In recent years (2019-2022), RC has expanded with additional workstreams on hate speech, mass immigration, women's rights, and social justice.

==Issues and campaigns==
- Genocide and Crimes against Humanity Since 2019, RC's work in this area has focussed on the Chinese government's repression of Uyghur Muslims in East Turkestan (Xinjiang Province). RC has worked with the UK office of the World Uyghur Congress, calling on UK government to recognise China's action as genocide, highlighting link between western companies and forced Uyghur labour, and working to label Beijing 2022 Winter Olympics as 'the Genocide Games'
- Asylum and Detention RC is concerned that the United Kingdom's policy and practice of detention infringes the human rights of many asylum seekers. The organisation frames the detention of asylum seekers as a human rights issue and campaigns against indefinite detention, the detention of vulnerable people and the Detained Fast Track system as violations of human rights standards and the inherent dignity of the individual.

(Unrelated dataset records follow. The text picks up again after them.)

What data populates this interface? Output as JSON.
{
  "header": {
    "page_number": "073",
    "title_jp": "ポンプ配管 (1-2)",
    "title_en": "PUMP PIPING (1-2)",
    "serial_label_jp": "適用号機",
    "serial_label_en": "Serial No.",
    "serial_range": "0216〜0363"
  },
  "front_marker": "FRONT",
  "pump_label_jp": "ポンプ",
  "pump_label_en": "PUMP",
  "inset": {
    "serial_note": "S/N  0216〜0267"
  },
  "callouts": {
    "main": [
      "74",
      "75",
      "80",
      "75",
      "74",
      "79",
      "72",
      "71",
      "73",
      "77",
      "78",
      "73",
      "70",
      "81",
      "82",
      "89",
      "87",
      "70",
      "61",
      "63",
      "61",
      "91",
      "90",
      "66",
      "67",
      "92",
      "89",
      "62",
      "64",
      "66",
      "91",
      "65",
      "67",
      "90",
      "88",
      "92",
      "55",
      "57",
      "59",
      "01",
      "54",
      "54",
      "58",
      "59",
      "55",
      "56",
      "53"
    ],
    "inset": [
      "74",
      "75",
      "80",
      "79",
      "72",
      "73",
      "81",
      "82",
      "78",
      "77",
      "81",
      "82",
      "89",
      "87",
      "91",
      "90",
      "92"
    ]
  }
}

- Discrimination against Gypsies, Roma, and Travellers Since 2011 RC has been campaigning against discrimination facing these 'chronically excluded' communities.
- Hate Speech RC's 'Cut It Out' campaign aims to counter discriminatory language in public discourse, mainly in the mainstream media; and its 'Reach Out' campaign provides solidarity with groups facing hate speech and hate crime, as well as practical help garnered from long experience of tackling anti-Semitism.

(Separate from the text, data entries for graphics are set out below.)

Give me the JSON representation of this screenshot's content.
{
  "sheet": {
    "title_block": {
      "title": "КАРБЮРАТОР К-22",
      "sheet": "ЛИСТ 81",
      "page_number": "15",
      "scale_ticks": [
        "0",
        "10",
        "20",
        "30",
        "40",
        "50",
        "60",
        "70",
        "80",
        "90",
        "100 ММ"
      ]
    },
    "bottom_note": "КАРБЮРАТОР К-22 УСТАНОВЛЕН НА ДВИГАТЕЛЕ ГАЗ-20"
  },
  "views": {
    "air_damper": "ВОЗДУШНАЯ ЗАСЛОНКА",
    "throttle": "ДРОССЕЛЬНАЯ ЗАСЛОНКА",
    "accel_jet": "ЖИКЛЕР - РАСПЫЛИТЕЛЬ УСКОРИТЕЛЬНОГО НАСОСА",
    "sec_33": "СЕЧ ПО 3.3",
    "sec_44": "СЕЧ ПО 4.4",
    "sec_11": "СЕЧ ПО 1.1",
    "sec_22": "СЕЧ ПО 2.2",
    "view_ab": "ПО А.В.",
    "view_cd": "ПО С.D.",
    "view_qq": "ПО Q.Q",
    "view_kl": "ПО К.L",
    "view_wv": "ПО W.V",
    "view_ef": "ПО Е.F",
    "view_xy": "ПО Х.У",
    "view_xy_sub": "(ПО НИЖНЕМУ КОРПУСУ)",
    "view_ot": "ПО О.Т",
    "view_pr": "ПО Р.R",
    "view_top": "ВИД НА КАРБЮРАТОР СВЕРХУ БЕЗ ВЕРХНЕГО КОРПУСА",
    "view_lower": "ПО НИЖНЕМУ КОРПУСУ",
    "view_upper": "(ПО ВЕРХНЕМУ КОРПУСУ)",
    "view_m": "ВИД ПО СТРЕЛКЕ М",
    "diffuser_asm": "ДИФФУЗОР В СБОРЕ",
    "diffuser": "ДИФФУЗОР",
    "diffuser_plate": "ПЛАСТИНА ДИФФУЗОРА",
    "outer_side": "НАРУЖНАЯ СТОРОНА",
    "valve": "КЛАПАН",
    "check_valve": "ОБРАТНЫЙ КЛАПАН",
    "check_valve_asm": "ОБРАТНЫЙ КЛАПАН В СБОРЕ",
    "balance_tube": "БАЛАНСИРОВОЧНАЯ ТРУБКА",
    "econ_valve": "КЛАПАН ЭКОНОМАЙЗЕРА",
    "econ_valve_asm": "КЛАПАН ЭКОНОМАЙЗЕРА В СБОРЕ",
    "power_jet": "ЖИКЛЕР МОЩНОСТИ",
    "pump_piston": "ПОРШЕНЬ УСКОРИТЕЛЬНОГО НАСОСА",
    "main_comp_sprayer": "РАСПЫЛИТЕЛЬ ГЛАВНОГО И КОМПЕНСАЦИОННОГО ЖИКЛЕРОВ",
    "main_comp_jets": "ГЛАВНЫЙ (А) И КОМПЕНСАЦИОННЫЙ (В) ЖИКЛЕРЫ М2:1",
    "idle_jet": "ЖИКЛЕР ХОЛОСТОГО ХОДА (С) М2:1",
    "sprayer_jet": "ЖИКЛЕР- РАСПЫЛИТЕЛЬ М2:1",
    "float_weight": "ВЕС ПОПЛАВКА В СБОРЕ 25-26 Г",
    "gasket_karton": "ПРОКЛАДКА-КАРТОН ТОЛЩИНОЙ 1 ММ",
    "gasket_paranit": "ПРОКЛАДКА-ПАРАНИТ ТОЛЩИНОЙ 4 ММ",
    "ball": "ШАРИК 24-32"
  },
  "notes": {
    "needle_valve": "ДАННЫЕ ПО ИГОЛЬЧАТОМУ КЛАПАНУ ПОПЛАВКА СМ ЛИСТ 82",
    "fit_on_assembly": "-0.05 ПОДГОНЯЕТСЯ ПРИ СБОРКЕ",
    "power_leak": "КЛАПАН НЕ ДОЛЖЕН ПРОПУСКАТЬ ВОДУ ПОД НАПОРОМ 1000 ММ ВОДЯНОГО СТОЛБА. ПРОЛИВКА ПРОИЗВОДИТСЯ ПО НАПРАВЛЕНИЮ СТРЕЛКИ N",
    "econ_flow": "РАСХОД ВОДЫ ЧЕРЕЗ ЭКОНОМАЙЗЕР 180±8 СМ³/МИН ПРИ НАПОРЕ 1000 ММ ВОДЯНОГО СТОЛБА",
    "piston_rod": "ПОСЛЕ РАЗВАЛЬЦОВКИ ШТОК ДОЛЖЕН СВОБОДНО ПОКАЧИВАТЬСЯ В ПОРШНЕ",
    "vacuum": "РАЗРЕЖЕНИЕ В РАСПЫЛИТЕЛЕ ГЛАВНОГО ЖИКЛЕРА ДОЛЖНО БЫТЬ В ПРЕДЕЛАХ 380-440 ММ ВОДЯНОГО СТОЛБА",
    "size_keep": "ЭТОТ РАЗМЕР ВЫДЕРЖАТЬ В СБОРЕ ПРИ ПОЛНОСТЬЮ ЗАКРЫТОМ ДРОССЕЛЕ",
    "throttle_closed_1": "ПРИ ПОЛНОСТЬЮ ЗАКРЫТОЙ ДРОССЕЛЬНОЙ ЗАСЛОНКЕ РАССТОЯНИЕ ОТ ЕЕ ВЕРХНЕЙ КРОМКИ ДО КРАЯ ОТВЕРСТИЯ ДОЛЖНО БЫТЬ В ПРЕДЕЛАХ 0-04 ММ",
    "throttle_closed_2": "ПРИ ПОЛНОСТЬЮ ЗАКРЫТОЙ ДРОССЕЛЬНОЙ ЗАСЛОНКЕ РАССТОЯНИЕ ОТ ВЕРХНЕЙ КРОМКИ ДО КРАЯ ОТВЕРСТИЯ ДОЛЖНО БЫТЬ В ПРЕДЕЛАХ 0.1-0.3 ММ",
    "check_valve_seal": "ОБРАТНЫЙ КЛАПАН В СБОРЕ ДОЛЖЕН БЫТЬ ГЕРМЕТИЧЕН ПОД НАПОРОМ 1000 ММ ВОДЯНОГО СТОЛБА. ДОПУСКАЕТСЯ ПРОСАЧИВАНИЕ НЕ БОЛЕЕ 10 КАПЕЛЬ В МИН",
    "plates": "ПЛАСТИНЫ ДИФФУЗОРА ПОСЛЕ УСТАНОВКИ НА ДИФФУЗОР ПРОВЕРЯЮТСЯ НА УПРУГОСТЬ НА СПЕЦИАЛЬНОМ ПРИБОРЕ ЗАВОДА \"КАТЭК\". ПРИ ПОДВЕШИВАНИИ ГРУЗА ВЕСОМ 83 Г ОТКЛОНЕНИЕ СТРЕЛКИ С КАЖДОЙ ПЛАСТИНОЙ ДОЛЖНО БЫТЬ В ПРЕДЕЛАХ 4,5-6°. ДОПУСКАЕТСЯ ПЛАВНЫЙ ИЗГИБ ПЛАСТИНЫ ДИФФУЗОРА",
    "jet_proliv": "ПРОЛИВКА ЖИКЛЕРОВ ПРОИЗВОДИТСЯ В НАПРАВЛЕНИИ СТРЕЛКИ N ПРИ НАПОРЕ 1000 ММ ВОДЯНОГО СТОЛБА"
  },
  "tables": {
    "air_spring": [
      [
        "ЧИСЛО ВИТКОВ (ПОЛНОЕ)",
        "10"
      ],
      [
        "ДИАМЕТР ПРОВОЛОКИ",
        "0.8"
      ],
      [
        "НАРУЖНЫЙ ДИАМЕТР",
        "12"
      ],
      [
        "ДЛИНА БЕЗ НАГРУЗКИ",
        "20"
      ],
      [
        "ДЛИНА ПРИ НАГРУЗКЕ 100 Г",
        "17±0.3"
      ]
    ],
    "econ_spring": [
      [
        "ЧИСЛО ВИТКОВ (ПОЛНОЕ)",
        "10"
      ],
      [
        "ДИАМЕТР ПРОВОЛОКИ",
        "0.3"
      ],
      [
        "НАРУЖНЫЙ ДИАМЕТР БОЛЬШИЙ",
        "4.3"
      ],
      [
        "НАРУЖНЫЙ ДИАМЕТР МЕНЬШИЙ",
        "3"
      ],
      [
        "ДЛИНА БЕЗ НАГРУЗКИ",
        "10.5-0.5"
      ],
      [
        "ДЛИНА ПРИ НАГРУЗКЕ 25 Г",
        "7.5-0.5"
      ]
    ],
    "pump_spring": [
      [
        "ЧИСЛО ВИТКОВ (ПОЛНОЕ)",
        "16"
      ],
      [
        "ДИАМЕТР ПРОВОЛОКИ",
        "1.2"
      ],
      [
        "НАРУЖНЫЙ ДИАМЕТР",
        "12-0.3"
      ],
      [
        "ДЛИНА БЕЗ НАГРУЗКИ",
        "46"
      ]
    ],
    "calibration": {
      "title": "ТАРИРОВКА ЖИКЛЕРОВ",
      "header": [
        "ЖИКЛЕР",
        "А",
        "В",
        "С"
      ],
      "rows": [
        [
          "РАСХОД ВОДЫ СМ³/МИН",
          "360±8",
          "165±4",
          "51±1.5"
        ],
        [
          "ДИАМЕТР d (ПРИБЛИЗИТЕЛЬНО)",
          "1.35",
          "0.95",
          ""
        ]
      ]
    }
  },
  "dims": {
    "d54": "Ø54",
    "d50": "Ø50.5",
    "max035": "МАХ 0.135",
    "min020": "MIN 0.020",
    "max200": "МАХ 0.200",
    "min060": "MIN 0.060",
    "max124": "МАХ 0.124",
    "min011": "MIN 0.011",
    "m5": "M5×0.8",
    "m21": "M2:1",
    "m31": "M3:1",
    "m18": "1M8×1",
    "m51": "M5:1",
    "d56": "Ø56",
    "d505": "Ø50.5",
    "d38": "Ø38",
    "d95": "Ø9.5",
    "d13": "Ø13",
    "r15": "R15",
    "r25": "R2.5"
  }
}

- Slavery and Human Trafficking RC seeks to end modern slavery through education and advocacy. In 2011 it published a Haggadah Companion highlighting the ongoing issue of modern-day slavery and engaging supporters in positive activities to: raise awareness, change consumer behaviour and join their advocacy work. RC also advised various corporations as to what steps they could take in order to ensure that they avoid indirectly contributing to modern-day slavery or increasing the likelihood of the exploitation of human beings during the 2012 London Olympics.

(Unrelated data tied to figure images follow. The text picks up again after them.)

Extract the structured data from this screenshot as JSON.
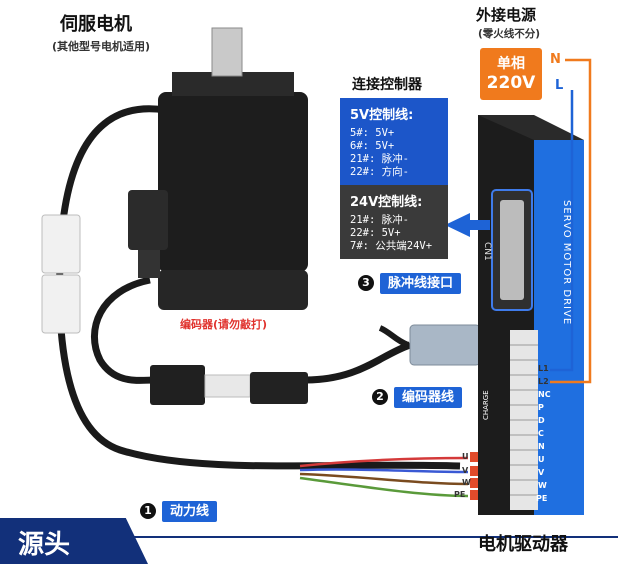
{
  "motor": {
    "title": "伺服电机",
    "subtitle": "(其他型号电机适用)"
  },
  "power_source": {
    "title": "外接电源",
    "subtitle": "(零火线不分)",
    "badge_line1": "单相",
    "badge_line2": "220V",
    "n_label": "N",
    "l_label": "L"
  },
  "controller": {
    "title": "连接控制器",
    "v5_title": "5V控制线:",
    "v5_lines": [
      "5#: 5V+",
      "6#: 5V+",
      "21#: 脉冲-",
      "22#: 方向-"
    ],
    "v24_title": "24V控制线:",
    "v24_lines": [
      "21#: 脉冲-",
      "22#: 5V+",
      "7#: 公共端24V+"
    ]
  },
  "callouts": {
    "pulse_port": {
      "num": "3",
      "label": "脉冲线接口"
    },
    "encoder_cable": {
      "num": "2",
      "label": "编码器线"
    },
    "power_cable": {
      "num": "1",
      "label": "动力线"
    },
    "encoder_warning": "编码器(请勿敲打)"
  },
  "driver": {
    "title": "电机驱动器",
    "side_text": "SERVO MOTOR DRIVE",
    "cn1": "CN1",
    "charge": "CHARGE",
    "terminals": [
      "L1",
      "L2",
      "NC",
      "P",
      "D",
      "C",
      "N",
      "U",
      "V",
      "W",
      "PE"
    ]
  },
  "motor_wires": [
    "U",
    "V",
    "W",
    "PE"
  ],
  "banner": {
    "text": "源头"
  },
  "colors": {
    "accent_blue": "#1e63d6",
    "orange": "#f07a1d",
    "panel_dark": "#3a3a3a",
    "banner_blue": "#12307a"
  }
}
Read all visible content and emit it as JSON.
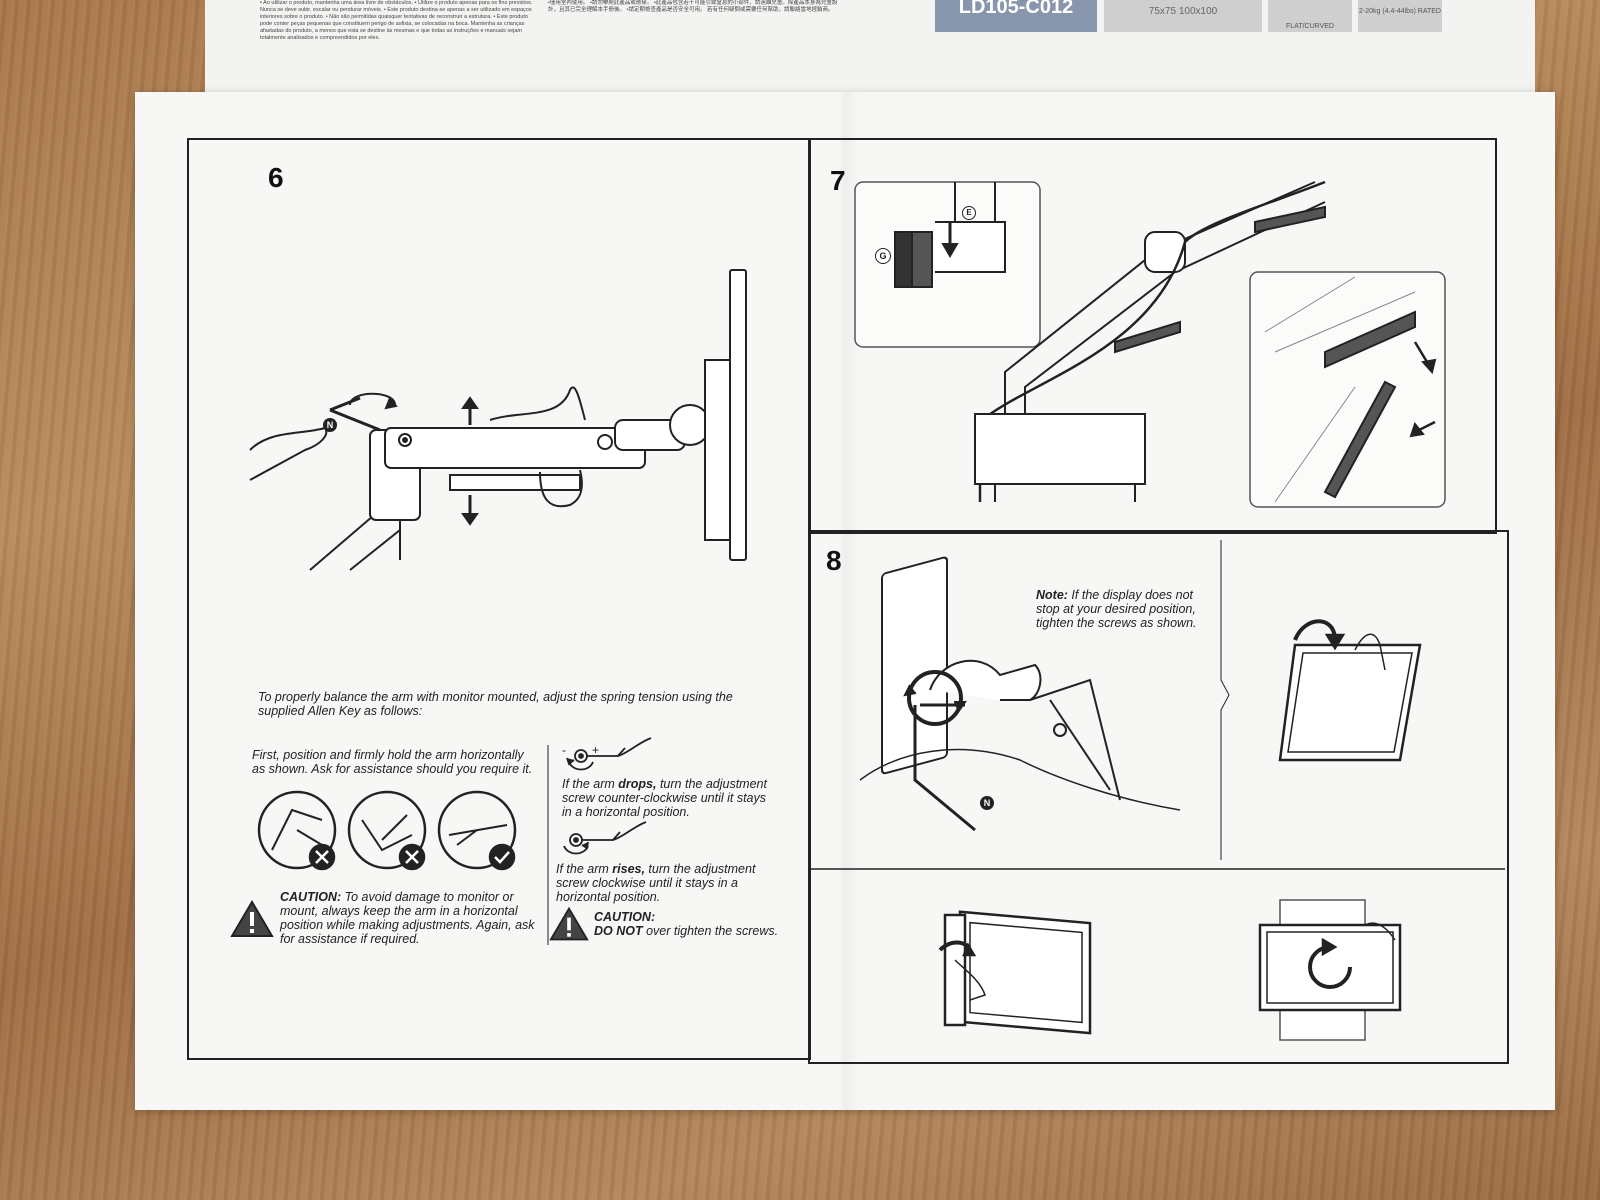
{
  "top_strip": {
    "model_label": "LD105-C012",
    "vesa_label": "75x75 100x100",
    "size_label": "FLAT/CURVED",
    "weight_label": "2-20kg (4.4-44lbs) RATED",
    "portuguese_text": "• Ao utilizar o produto, mantenha uma área livre de obstáculos. • Utilize o produto apenas para os fins previstos. Nunca se deve subir, escalar ou pendurar móveis. • Este produto destina-se apenas a ser utilizado em espaços interiores sobre o produto. • Não são permitidas quaisquer tentativas de reconstruir a estrutura. • Este produto pode conter peças pequenas que constituem perigo de asfixia, se colocadas na boca. Mantenha as crianças afastadas do produto, a menos que esta se destine às mesmas e que todas as instruções e manuais sejam totalmente analisados e compreendidos por eles.",
    "chinese_text": "•僅用室內使用。 •請勿攀爬此產品或懸掛。 •此產品包含若干可能引致窒息的小部件，請遠離兒童。除產品本身為兒童設計，且其已完全理解本手冊後。 •請定期檢查產品是否安全可用。 若有任何疑問或需要任何幫助，請聯絡當地經銷商。"
  },
  "step6": {
    "number": "6",
    "callout_n": "N",
    "intro": "To properly balance the arm with monitor mounted, adjust the spring tension using the supplied Allen Key as follows:",
    "first": "First, position and firmly hold the arm horizontally as shown. Ask for assistance should you require it.",
    "drops_pre": "If the arm ",
    "drops_bold": "drops,",
    "drops_post": " turn the adjustment screw counter-clockwise until it stays in a horizontal position.",
    "rises_pre": "If the arm ",
    "rises_bold": "rises,",
    "rises_post": " turn the adjustment screw clockwise until it stays in a horizontal position.",
    "caution1_label": "CAUTION:",
    "caution1_text": " To avoid damage to monitor or mount,  always keep the arm in a horizontal position while making adjustments. Again, ask for assistance if required.",
    "caution2_label": "CAUTION:",
    "caution2_bold": "DO NOT",
    "caution2_text": " over tighten the screws.",
    "sign_minus": "-",
    "sign_plus": "+"
  },
  "step7": {
    "number": "7",
    "callout_g": "G",
    "callout_e": "E"
  },
  "step8": {
    "number": "8",
    "callout_n": "N",
    "note_label": "Note:",
    "note_text": " If the display does not stop at your desired position, tighten the screws as shown."
  }
}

- Working to protect and promote the Human Rights Act RC supports and advocates for the retention of the Act. In 2012 it hosted a panel discussion with guest speakers Professor Francesca Klug OBE and Sir Vernon Bogdanor CBE about the importance of retaining the Act and also prepared a submission to the Commission on the Bill of Rights Consultation.
- Women's Rights RC launched this new workstream in 2020 in response to endemic inequality and misogyny.
- Social Justice In 2021, RC began work on a Right to Food, inspired by Article 25 of the Universal Declaration of Human Rights.

==Education==
RC has been committed to providing transformative human rights education since 2003, and initially developed a wide range of resources aimed at secondary school children. In 2008, on the Global Day for Darfur, the group hosted its first full-day conference entitled ‘What’s so Jewish about Human Rights?’ and the event has become an annual fixture.

The organisation runs the René Cassin Fellowship Programme, (RCFP) which brings together Jewish professionals to explore a range of human rights issues through a uniquely Jewish lens. It provides fellows with the knowledge, skills and contacts needed to enhance their activism in the areas of social justice, international human rights or related fields. The year-long RCFP holds monthly seminars with a core faculty member on a curriculum specially developed for the fellowship. The fellows also participate in periodic visits by leading human rights lawyers, academics, activists, and communal leaders.

In 2019, RC established a 'Human Rights Ambassador Programme' – a 'lite' version of the Fellowship Programme, aimed at providing sixth formers and undergraduates with a crash course in human rights issues and campaigning expertise.